A war is made up of many smaller campaigns, battles fought in strategic locations to ultimately dominate the field… sometimes a tactical retreat is better than forging ahead and taking a chance on not having a second chance to win the fight…Marriage and relationships are always compromise but not all arguments have to be compromised, sometimes someone is wrong…they may or may not know it…but if you approach your partner and find that you are met with defensive posture, strong opposition and are gaining no ground, it may make sense to back off…retreat, tell them they are right and let the emotion settle.
I know Mony has done it with me, I have done it with her, even if the other doesn’t know it’s being done, it happens, and later it may be approached again in a different manner with better results. But you might think “E… If we approach it again we might end up fighting again…” and you might be right, but the results are what your after, the resolution, understanding and compromise. You might fight again but the battle might be better fought to get to the results…
Sun Tzu wrote that one must know the terrain, is it high and rugged, is it a valley, is it sandy, is it cold and wet…how will his troops traverse the terrain of the battlefield and will the effectively be able to fight on that ground.
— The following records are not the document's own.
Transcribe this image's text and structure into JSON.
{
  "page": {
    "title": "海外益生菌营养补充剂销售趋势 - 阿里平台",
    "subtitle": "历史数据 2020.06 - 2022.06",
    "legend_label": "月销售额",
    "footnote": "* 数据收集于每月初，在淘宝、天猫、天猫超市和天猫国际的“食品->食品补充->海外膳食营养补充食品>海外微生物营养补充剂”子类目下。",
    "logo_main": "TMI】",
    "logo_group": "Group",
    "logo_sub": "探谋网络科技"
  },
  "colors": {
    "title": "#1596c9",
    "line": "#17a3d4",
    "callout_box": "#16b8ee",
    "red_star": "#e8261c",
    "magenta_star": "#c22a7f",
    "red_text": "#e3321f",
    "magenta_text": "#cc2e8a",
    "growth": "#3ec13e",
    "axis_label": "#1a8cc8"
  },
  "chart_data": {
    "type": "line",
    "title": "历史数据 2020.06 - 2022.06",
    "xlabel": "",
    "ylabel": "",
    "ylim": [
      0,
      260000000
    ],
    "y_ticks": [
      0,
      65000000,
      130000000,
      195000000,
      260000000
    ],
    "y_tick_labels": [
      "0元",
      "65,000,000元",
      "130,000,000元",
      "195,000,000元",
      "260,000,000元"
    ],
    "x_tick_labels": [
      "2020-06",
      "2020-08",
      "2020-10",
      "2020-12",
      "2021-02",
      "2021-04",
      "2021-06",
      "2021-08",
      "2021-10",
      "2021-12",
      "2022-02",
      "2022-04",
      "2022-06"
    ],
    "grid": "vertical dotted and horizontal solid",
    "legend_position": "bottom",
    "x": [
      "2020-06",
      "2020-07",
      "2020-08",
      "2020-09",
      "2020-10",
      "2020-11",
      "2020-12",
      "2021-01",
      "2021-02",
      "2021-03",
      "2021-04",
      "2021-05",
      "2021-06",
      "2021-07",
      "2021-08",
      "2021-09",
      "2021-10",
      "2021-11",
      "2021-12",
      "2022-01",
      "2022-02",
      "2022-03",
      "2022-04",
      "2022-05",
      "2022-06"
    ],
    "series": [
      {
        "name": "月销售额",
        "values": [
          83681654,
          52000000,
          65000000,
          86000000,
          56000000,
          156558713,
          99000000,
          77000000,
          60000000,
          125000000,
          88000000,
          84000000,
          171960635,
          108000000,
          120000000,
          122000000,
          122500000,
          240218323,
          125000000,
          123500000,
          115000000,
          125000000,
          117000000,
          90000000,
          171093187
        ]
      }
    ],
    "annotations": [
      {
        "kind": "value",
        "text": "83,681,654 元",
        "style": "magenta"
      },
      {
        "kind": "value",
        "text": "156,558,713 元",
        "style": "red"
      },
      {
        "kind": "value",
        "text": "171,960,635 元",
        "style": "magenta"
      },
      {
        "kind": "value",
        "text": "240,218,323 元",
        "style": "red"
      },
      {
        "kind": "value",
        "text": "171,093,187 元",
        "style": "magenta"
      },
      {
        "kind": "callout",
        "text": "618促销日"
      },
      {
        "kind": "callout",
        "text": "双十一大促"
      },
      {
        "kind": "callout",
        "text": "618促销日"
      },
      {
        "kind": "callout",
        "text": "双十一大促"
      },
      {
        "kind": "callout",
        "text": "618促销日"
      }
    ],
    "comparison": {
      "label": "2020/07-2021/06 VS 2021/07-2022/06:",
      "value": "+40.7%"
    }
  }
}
The battlefield in a relationship can be likened to the timing and environment (feel) of the moment…is your partner having major work problems, are they physically sick, is there some circumstance that may play into your speaking to them about the problem…
Sun Tzu also said that it is better to make an offer to the opposition and bring them on your side rather than wipe out their whole village and have uncessessary blood shed…this can be likened in a relationship to setting the stage for the discussion…once you’ve addressed the terrain you can address how you will deliver the message, and open the dialog. The thing is even with these tactful plans to avoid conflict, you may have to back off and just say you’re right…leave it there and retreat from the battle. Rethink what you said, how you said it and determine what results you want in advance of going back to address the problem.
I talk a good game, I spout advice to you here but you probably wonder if I put it into action all the time…the answer is no, not always, but that’s why “You’re Right” gives me a chance to back off and rethink things.